Sudoku is a combinatorial puzzle that has swept the world in 2005 (especially via newspapers, where it appears next to crossword puzzles), following the lead of Japan (see Sudoku Wikipedia entry or the American Scientist article). In a Sudoku puzzle the challenge is a 9 x 9 grid subdivided into nine 3 x 3 subgrids. Some of the cells are already set with values in the range 1 through 9 and the goal is to fill out the remaining cells with numbers 1 through 9 so that each number appears exactly once in each row, column and subgrid.
A natural issue, at least for cryptographers, is how to convince someone that you have solved a Sudoku puzzle without revealing the solution. The questions of interest here are how can a prover who knows the solution show: (i) that there is a solution to the given puzzle, and (ii) that he knows the solution, while not giving away any information about the solution?
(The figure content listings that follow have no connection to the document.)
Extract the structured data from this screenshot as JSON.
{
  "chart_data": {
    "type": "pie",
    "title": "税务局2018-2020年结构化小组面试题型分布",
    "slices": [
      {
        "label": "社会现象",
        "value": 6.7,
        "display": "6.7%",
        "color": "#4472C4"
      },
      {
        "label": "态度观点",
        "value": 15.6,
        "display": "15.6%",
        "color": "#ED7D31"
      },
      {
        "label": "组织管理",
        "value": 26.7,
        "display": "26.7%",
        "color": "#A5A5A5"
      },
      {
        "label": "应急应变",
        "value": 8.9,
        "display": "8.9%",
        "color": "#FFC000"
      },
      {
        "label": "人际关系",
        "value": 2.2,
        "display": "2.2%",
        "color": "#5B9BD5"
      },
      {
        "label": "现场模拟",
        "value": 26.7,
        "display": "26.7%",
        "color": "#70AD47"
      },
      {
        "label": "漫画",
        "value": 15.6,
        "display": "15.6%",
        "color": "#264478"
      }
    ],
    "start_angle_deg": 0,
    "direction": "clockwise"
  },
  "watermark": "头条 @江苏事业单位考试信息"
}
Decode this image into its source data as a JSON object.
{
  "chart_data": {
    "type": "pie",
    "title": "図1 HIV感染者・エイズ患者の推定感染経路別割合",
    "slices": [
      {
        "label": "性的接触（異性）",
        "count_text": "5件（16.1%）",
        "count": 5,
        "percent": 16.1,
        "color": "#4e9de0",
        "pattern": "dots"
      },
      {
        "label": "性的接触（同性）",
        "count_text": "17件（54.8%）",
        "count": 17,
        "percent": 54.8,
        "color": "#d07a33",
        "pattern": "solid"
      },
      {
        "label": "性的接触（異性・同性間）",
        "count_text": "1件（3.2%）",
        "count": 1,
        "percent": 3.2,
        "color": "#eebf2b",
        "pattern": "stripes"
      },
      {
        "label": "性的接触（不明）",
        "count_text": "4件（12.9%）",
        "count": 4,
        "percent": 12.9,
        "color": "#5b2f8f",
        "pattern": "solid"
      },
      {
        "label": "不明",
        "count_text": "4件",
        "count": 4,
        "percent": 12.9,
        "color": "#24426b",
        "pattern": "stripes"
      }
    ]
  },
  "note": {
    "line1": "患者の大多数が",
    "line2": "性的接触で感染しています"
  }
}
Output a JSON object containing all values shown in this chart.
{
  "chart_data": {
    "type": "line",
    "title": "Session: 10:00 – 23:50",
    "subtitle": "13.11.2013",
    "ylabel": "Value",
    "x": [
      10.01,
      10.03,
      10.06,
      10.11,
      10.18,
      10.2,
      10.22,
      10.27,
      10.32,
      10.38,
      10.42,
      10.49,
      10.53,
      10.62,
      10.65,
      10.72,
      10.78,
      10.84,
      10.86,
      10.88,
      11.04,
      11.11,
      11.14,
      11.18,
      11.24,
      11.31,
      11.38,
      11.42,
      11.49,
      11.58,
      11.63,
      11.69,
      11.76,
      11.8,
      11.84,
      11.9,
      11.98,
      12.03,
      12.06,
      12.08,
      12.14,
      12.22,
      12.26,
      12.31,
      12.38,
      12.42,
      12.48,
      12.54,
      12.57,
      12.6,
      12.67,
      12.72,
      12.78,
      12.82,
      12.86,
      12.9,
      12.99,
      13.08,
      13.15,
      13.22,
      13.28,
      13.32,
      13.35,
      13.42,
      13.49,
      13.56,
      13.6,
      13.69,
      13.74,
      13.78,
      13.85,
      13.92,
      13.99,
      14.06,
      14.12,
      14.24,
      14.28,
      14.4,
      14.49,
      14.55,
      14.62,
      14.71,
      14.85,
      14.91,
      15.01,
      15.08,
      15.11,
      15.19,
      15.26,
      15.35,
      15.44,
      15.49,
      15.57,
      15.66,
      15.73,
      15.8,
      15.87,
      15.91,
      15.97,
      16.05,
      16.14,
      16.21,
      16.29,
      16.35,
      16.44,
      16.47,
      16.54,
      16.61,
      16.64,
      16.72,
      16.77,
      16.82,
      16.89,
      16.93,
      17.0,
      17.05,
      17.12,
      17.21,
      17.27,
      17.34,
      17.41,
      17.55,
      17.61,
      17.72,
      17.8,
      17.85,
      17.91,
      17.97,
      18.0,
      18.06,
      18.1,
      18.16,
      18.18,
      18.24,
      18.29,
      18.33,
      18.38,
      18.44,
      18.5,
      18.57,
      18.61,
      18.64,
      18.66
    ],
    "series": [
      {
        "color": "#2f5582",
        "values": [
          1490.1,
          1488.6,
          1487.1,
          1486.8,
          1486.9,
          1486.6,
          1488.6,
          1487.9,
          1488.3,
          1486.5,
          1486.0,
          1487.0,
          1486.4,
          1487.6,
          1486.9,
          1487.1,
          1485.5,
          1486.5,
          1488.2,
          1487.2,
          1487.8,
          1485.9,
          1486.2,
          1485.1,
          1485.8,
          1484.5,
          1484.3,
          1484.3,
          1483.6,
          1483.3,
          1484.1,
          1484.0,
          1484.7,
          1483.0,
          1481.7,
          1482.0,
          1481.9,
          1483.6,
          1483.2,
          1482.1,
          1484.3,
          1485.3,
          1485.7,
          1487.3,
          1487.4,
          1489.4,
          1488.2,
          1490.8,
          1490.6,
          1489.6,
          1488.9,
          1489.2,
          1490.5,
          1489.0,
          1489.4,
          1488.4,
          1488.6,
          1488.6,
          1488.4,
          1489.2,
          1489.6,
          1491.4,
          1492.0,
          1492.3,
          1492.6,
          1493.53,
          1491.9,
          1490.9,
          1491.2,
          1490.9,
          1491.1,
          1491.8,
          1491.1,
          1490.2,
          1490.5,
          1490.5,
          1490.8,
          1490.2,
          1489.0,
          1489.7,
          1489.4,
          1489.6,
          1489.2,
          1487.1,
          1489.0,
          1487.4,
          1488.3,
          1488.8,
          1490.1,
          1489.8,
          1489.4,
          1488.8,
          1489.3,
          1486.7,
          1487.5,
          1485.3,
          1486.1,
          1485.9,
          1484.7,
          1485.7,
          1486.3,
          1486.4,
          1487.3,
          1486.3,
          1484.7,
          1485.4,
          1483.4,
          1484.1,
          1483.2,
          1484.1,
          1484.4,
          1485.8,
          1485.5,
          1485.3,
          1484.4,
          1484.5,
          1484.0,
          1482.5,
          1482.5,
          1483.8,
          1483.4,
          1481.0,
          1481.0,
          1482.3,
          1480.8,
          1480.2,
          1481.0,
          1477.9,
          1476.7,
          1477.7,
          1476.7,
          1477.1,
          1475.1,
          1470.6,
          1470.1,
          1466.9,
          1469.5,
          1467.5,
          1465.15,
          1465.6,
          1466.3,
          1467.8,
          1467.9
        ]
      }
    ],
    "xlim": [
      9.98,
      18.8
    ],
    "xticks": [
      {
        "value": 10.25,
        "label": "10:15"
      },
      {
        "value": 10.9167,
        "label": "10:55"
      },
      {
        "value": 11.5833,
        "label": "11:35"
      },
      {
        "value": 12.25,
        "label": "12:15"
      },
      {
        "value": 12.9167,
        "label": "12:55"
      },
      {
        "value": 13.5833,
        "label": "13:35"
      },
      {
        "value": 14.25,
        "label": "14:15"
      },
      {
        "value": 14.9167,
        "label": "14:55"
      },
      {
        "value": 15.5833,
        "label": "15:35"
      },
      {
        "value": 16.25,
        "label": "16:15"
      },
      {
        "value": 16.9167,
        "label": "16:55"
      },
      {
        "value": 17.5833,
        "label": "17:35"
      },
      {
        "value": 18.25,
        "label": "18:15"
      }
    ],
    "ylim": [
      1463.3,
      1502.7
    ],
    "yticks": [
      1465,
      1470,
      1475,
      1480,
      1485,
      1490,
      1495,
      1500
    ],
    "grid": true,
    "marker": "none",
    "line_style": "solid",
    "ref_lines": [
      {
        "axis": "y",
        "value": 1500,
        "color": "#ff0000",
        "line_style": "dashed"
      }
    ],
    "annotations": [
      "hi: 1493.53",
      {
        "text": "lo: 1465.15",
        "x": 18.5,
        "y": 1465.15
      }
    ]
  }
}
In this paper we consider several methods for doing just that. Broadly speaking, the methods are either cryptographic or physical. By a cryptographic protocol we mean one in the usual model found in the foundations of cryptography literature. In this model, two machines exchange messages and the security of the protocol relies on computational hardness. By a physical protocol we mean one that is implementable by humans using common objects, and preferably without the aid of computers. In particular, our protocols utilize playing cards, scissors and scratch-off cards, similar to those used in lotteries.
The cryptographic protocols are direct and efficient, and the physical protocols are meant to be understood by ``lay-people" and implementable without the use of computers.